|Title:||Improving the Power of Education Experiments with Auxiliary Data|
|Principal Investigator:||Gagnon-Bartsch, Johann||Awardee:||University of Michigan|
|Program:||Statistical and Research Methodology in Education [Program Details]|
|Award Period:||3 years (03/01/2021 - 02/29/2024)||Award Amount:||$576,429|
|Type:||Methodological Innovation||Award Number:||R305D210031|
Co-Principal Investigators: Heffernan III, Neil; Sales, Adam
The purpose of this project is to develop novel methodology to estimate treatment effects from randomized controlled trials (RCTs), while incorporating large observational remnant data and cutting-edge machine learning prediction algorithms to improve precision. The statistical precision of effect estimates from an RCT is limited by the RCT's sample size, which itself is typically subject to a number of practical constraints, such as cost. In many cases, RCT estimates may be too imprecise to guide policy or inform science, and this problem is particularly acute in the case of subgroup analyses. The research team will develop statistical methods and data science tools to combine data from RCTs in education with "auxiliary data" gathered from large administrative databases: that is, covariate and outcome data on students or schools that did not participate in the RCT. Precision gains derived from the use of these data would increase the effective sample size, potentially increasing statistical power, or reducing costs and allowing more efficient use of resources, or both. Added precision could allow for improved subgroup analyses and estimates of effect variability, resulting in broader generalizability of the results.

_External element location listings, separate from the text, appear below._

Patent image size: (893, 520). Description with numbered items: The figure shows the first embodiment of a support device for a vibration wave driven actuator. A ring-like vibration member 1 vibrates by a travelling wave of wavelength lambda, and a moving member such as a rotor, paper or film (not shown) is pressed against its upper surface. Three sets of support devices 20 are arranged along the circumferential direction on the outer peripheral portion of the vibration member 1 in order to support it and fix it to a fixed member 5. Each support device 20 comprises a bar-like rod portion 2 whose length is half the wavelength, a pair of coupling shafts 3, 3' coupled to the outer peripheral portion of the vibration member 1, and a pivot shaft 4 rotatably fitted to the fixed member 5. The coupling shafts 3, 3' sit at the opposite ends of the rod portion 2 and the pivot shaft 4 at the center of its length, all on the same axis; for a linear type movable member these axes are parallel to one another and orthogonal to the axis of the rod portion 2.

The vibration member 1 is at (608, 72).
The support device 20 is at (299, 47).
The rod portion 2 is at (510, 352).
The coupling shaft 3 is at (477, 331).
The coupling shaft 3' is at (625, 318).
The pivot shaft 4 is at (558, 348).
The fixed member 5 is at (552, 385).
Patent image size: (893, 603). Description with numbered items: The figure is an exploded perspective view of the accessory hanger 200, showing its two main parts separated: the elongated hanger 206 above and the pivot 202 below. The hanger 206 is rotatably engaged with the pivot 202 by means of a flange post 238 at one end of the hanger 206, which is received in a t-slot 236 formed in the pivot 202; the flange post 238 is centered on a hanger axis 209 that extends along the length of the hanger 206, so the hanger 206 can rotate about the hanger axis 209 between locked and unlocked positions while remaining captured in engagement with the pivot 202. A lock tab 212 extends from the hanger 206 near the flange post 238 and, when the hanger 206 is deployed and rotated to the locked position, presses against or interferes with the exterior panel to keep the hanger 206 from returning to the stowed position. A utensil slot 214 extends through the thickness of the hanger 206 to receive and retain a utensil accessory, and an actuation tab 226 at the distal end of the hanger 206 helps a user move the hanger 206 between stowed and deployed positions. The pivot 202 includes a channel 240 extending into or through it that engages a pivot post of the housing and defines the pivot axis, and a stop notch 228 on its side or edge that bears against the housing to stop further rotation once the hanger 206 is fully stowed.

The research team will adapt this framework to common RCT designs and data structures in education research, including blocked-cluster randomized trials and longitudinal data measurements. The framework will also be developed to handle common methodological issues in education research, such as estimating subgroup effects, generalizability, and analyzing data from RCTs that are "broken" due to attrition, test opt-out, or other post-randomization selection. The main product of this research will be flexible, user-friendly, open-source software available to and readily usable by applied education researchers.